What went wrong at the Post Office over that Horizon computer system is being described as very difficult, complicated, we’ll never really find out and Whocouddaknowed?
This is not correct. The Post Office knowed, ICL knowed, Fujitsu knowed.
Therefore and thus, as I’ve said before, just Jail Them All. There will be some who will be able to argue their way out on the basis of their innocence and that’s fine, even great. But let’s start with everyone on the right side of the bars.
It’s long been - as I’ve said - common gossip among programmers that the base problem really was pretty base. The Horizon system counted incompletes as a transaction. So, a transaction is going through and it doesn’t quite make it. Communication problems, something. A sensible system looks at incompletes and ignores them. Only completes, fully handshaken and agreed, change the accounting ledgers. Horizon did not do this. It would count the incomplete as one transaction, then when the full one casme through count that as an additional, extra, transaction.
This is how a branch thought it had one number, the centre another. Because the branch regarded the incomplete and the resend as only the one transaction, the centre as two.

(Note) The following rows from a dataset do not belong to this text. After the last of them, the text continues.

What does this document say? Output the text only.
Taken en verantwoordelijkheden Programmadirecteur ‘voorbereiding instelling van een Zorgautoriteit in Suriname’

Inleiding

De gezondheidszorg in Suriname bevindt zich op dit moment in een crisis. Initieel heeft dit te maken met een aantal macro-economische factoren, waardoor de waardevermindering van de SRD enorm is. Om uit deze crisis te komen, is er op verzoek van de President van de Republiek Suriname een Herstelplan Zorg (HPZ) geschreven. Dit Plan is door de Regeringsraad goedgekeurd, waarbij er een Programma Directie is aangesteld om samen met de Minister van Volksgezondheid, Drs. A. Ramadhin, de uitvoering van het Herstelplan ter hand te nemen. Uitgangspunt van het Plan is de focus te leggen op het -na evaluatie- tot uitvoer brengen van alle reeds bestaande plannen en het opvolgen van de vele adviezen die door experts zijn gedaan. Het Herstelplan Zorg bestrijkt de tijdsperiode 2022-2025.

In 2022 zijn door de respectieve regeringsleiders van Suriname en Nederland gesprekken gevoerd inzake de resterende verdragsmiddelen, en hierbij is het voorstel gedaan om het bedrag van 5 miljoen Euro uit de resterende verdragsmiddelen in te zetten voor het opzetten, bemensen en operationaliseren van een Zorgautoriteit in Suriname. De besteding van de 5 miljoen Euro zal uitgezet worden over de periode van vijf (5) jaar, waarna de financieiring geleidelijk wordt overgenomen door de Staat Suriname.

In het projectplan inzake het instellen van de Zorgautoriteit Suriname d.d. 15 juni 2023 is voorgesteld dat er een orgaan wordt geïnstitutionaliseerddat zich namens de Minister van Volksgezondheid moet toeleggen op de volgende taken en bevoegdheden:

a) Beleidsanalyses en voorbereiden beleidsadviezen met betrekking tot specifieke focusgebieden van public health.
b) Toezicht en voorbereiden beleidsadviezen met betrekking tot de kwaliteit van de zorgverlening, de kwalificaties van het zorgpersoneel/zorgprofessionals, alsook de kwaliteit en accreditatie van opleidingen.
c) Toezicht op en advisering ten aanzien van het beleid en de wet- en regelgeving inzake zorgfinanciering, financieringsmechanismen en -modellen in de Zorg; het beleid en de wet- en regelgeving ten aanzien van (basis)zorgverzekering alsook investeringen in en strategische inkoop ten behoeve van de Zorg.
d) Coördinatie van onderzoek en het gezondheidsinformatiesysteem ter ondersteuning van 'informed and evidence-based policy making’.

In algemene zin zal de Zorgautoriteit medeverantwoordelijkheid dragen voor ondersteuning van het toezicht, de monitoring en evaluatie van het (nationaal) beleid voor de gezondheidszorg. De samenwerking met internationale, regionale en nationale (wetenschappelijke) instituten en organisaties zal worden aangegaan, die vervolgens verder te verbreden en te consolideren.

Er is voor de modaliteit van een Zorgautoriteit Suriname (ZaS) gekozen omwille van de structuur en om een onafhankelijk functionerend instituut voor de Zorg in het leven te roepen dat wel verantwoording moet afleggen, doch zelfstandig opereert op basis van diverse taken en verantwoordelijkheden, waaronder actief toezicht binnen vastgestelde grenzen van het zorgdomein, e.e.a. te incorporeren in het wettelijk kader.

But common gossip among programmers isn’t enough, obviously.
One of my blog readers, jgh (and if he wants his full name added then I’ll do that) has been reading through the inquiry evidence. And found, here, this, on page 152 of the expert report:
Part of the changes allowed the user to re-start the
production of the CA Snapshot, Trial or Final if the
process was interupted by returning to the menu.
Previously, if the process was interupted then the
user was required to re-run the Office Balance Trial,
Final, CA Snapshot, CA Trial and then the CA Final
(Rollover). Due to an error, if the user does not run
the CA Snapshot process followed immediately by
the CA Trial and Final reports then the system writes
a further 'Brought Forward' transaction record each
time the process is interupted and re-started. This
causes the Cash Account Brought Forward value to
be multiplied up as many times as the process is reentered.

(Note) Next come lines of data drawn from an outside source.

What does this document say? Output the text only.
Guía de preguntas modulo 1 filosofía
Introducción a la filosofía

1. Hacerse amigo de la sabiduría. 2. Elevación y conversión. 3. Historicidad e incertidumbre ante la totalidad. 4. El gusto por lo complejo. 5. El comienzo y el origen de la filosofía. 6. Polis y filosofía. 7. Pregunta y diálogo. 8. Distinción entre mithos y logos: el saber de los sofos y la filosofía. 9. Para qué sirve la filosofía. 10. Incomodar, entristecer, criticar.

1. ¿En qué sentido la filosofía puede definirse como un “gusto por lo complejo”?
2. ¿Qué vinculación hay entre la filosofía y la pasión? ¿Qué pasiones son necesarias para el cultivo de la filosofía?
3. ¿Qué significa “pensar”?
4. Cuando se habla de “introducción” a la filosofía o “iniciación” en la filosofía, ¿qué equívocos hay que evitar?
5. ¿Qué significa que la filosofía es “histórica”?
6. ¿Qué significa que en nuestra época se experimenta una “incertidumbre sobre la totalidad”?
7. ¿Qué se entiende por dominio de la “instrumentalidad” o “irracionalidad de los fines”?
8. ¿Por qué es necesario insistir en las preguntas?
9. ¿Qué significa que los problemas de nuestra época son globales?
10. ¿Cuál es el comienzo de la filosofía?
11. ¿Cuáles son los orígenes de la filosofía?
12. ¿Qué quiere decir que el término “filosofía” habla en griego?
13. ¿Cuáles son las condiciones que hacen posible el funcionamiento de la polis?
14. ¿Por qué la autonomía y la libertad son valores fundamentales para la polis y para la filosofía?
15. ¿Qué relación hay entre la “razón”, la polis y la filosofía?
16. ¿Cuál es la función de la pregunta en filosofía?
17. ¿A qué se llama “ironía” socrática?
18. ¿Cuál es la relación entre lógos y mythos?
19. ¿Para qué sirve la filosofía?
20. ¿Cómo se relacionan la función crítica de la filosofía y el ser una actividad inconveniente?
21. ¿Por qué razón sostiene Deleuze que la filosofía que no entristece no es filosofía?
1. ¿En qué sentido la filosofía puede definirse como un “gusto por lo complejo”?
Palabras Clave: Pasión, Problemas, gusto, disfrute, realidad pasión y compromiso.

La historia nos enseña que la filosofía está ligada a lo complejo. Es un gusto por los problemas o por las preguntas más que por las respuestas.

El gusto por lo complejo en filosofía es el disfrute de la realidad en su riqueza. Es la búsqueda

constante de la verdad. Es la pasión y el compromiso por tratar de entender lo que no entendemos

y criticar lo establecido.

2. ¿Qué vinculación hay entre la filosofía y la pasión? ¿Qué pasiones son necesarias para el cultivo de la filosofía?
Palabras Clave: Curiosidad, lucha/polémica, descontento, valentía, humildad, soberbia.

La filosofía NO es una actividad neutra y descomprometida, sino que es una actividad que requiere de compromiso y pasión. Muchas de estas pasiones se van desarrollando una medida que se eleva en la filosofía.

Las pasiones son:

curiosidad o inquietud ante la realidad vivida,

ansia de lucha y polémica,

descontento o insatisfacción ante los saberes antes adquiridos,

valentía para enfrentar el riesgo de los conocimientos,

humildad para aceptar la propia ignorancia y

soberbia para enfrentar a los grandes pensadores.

This problem does not occur in the LT2
software (due for release on 10.7.99) due to the
restructuring of the Cash Account production process
in line with the recent CRs. Tests have been
conducted to demonstrate that LT2 does not exhibit
the same behaviour. In the meantime, for the
remaining two Cash Account Periods on LT1, the
work-around is to re-run the Office Balance Trial and
Final reports, re-run the CA Snapshot process and
follow this immediately with the CA Trial and Final
prints.
Or, as jgh then describes it:
If a transaction update was interupted, if it was restarted it would reprocess the transactions, but using as the opening balance the balance from where the process was aborted. Eg
Opening balance 1000
credit 100 = 1100
credit 200 = 1300
debit 150 = 1150
credit 100 = 1250
*abort*
restart
Opening balance 1250
credit 100 = 1350
credit 200 = 1550
debit 150 = 1400
credit 100 = 1500
[Charles Cipione, pg 152]
This is an insane way to do banking or transaction software. But this is what ICL/Fujitsu did at least at one point in the process.
And that’s the core, base, problem. That’s how the system managed to have different numbers at each end of the process, with the subpostmaster and the central ledgers.

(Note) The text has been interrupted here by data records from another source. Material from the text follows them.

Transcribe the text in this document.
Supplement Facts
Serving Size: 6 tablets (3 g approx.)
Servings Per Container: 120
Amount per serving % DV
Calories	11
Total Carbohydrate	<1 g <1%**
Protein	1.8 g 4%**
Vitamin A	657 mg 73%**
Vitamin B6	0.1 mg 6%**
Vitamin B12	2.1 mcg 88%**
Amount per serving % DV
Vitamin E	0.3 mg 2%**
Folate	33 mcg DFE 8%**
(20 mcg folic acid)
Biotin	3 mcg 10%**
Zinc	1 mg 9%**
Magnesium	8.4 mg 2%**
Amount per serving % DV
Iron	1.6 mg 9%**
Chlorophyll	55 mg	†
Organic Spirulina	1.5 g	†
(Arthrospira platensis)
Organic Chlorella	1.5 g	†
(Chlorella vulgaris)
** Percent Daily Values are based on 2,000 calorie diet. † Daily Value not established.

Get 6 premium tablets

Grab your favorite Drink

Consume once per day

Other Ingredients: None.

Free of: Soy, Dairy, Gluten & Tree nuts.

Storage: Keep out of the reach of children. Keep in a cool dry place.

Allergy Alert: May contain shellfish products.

The rest of the process is people covering it up. Because this is a report of what the internal to the project people were saying about the software itself.
They knew.
Jail Them All.
Presumably then the admitted remote accesses from ICL were used to silently and secretly adjust the postmasters' (correct) totals to match the central system's (incorrect) double-counted totals. That is simple fraud. It is illegal to make accounting entries without proper authorisation.
Jesus. Still feel the main fault is in the Post Office - mistakes happen, lots of software is held together by chewing gum and sticky tape. Feedback is essential. There must have been an extraordinary level of institutional contempt regarding sub postmasters for the Post Office to ignore reality as long as it did, and assume that everything they were saying was worthless.
The Post Office despised sub postmasters, and it feels fitting that it will be destroyed by that baseless loathing.